Are you compliant and do you have a site emergency plan in place? Best address it now if not.


This really should not be difficult as these regulations are common sense, but sadly, in my travels, very few sites actually conform. The common issues revolve around safety training, equipment, and staff awareness. Mandatory three-yearly pressure vessel and relief valve re-certification is another area of concern, not to mention the ongoing requirement for plant operators and technicians to be trained and certified by the South African Qualification and Certification Committee for Gas (SAQCC Gas) to their appropriate level of operation.

So, how is a compliance report compiled?
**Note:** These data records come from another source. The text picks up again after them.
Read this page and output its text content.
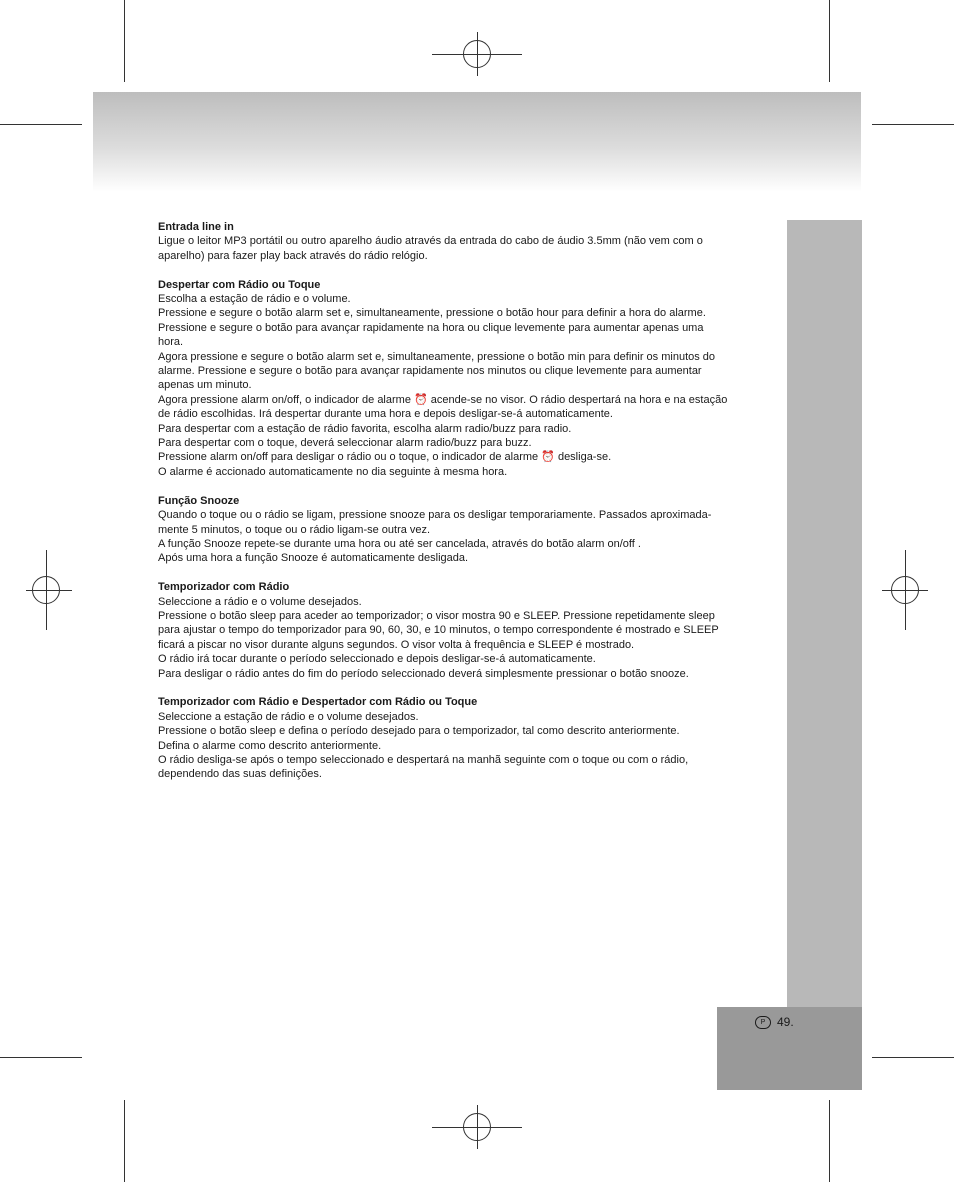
Entrada line in

Ligue o leitor MP3 portátil ou outro aparelho áudio através da entrada do cabo de áudio 3.5mm (não vem com o

aparelho) para fazer play back através do rádio relógio.

Despertar com Rádio ou Toque

Escolha a estação de rádio e o volume.

Pressione e segure o botão alarm set e, simultaneamente, pressione o botão hour para definir a hora do alarme.

Pressione e segure o botão para avançar rapidamente na hora ou clique levemente para aumentar apenas uma

hora.

Agora pressione e segure o botão alarm set e, simultaneamente, pressione o botão min para definir os minutos do

alarme. Pressione e segure o botão para avançar rapidamente nos minutos ou clique levemente para aumentar

apenas um minuto.

Agora pressione alarm on/off, o indicador de alarme ⏰ acende-se no visor. O rádio despertará na hora e na estação

de rádio escolhidas. Irá despertar durante uma hora e depois desligar-se-á automaticamente.

Para despertar com a estação de rádio favorita, escolha alarm radio/buzz para radio.

Para despertar com o toque, deverá seleccionar alarm radio/buzz para buzz.

Pressione alarm on/off para desligar o rádio ou o toque, o indicador de alarme ⏰ desliga-se.

O alarme é accionado automaticamente no dia seguinte à mesma hora.

Função Snooze

Quando o toque ou o rádio se ligam, pressione snooze para os desligar temporariamente. Passados aproximada-

mente 5 minutos, o toque ou o rádio ligam-se outra vez.

A função Snooze repete-se durante uma hora ou até ser cancelada, através do botão alarm on/off .

Após uma hora a função Snooze é automaticamente desligada.

Temporizador com Rádio

Seleccione a rádio e o volume desejados.

Pressione o botão sleep para aceder ao temporizador; o visor mostra 90 e SLEEP. Pressione repetidamente sleep

para ajustar o tempo do temporizador para 90, 60, 30, e 10 minutos, o tempo correspondente é mostrado e SLEEP

ficará a piscar no visor durante alguns segundos. O visor volta à frequência e SLEEP é mostrado.

O rádio irá tocar durante o período seleccionado e depois desligar-se-á automaticamente.

Para desligar o rádio antes do fim do período seleccionado deverá simplesmente pressionar o botão snooze.

Temporizador com Rádio e Despertador com Rádio ou Toque

Seleccione a estação de rádio e o volume desejados.

Pressione o botão sleep e defina o período desejado para o temporizador, tal como descrito anteriormente.

Defina o alarme como descrito anteriormente.

O rádio desliga-se após o tempo seleccionado e despertará na manhã seguinte com o toque ou com o rádio,

dependendo das suas definições.

P 49.
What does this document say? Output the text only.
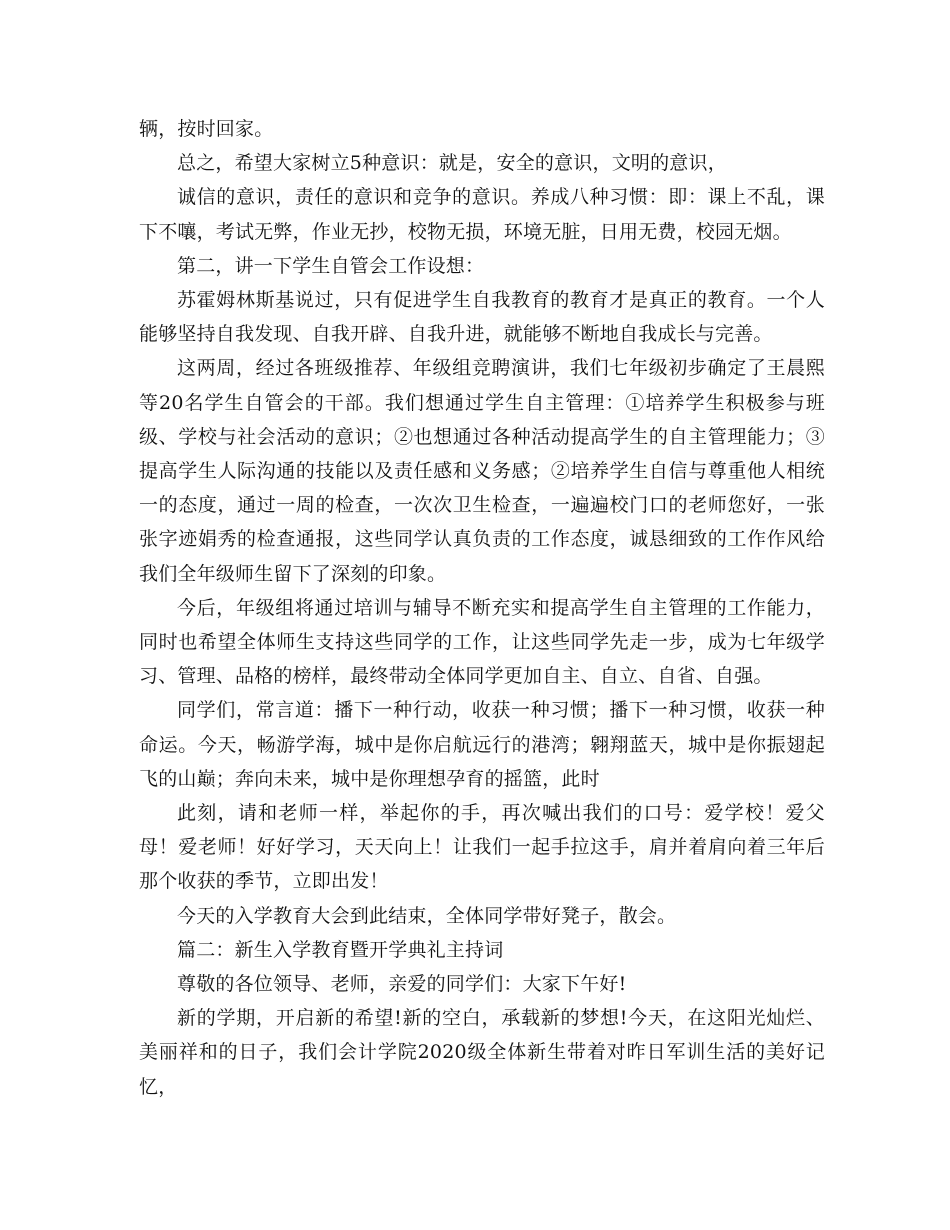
辆，按时回家。

总之，希望大家树立5种意识：就是，安全的意识，文明的意识，

诚信的意识，责任的意识和竞争的意识。养成八种习惯：即：课上不乱，课下不嚷，考试无弊，作业无抄，校物无损，环境无脏，日用无费，校园无烟。

第二，讲一下学生自管会工作设想：

苏霍姆林斯基说过，只有促进学生自我教育的教育才是真正的教育。一个人能够坚持自我发现、自我开辟、自我升进，就能够不断地自我成长与完善。

这两周，经过各班级推荐、年级组竞聘演讲，我们七年级初步确定了王晨熙等20名学生自管会的干部。我们想通过学生自主管理：①培养学生积极参与班级、学校与社会活动的意识；②也想通过各种活动提高学生的自主管理能力；③提高学生人际沟通的技能以及责任感和义务感；②培养学生自信与尊重他人相统一的态度，通过一周的检查，一次次卫生检查，一遍遍校门口的老师您好，一张张字迹娟秀的检查通报，这些同学认真负责的工作态度，诚恳细致的工作作风给我们全年级师生留下了深刻的印象。

今后，年级组将通过培训与辅导不断充实和提高学生自主管理的工作能力，同时也希望全体师生支持这些同学的工作，让这些同学先走一步，成为七年级学习、管理、品格的榜样，最终带动全体同学更加自主、自立、自省、自强。

同学们，常言道：播下一种行动，收获一种习惯；播下一种习惯，收获一种命运。今天，畅游学海，城中是你启航远行的港湾；翱翔蓝天，城中是你振翅起飞的山巅；奔向未来，城中是你理想孕育的摇篮，此时

此刻，请和老师一样，举起你的手，再次喊出我们的口号：爱学校！爱父母！爱老师！好好学习，天天向上！让我们一起手拉这手，肩并着肩向着三年后那个收获的季节，立即出发！

今天的入学教育大会到此结束，全体同学带好凳子，散会。

篇二：新生入学教育暨开学典礼主持词

尊敬的各位领导、老师，亲爱的同学们：大家下午好!

新的学期，开启新的希望!新的空白，承载新的梦想!今天，在这阳光灿烂、美丽祥和的日子，我们会计学院2020级全体新生带着对昨日军训生活的美好记忆，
Normally it will require a visit to the site installation to do a physical inspection of the equipment and to discuss issues and situations with the plant owners, operators, and sometimes the emergency services. From the visit a portfolio of evidence is drawn up (normally photographically), highlighting problems and providing solutions. For the past 10 years, I have been undertaking this work, but sadly, I return to some sites and nothing has changed in the past five years.

Doing the investigation does not make the problem go away; it just highlights the issues. You cannot really say you did not know about it once you have had the report; in actual fact, you are worse off.

So, who should be doing these reports? It should be an experienced subject matter expert. The objective at the end of the report is to get the compliance issues addressed and when compliant, to issue a Certificate of Conformity as per the Pressure Equipment Regulations’ requirements. This can only be done by a registered SAQCC Gas Level C inspector.

Another issue that is ignored or conveniently neglected, is a site emergency plan. When I recently did some training at the fire brigade / emergency services in Durban, I was asked, “Do all the ammonia plants have emergency plans?” I had to think about that and must confess, I haven’t seen many — and I have been around quite a few.

What is a site emergency plan? Well, it lays out the procedures that will go into place as and when an emergency like an ammonia release or a fire takes place, and how it will affect the entire site, the neighbours, and the surrounding areas. It is a set of procedures that identifies everyone’s roles and allows a format to be identified where all the role players know what to expect and who is who when the situation takes place.

Are you compliant and do you have a site emergency plan in place? Best address it now if not.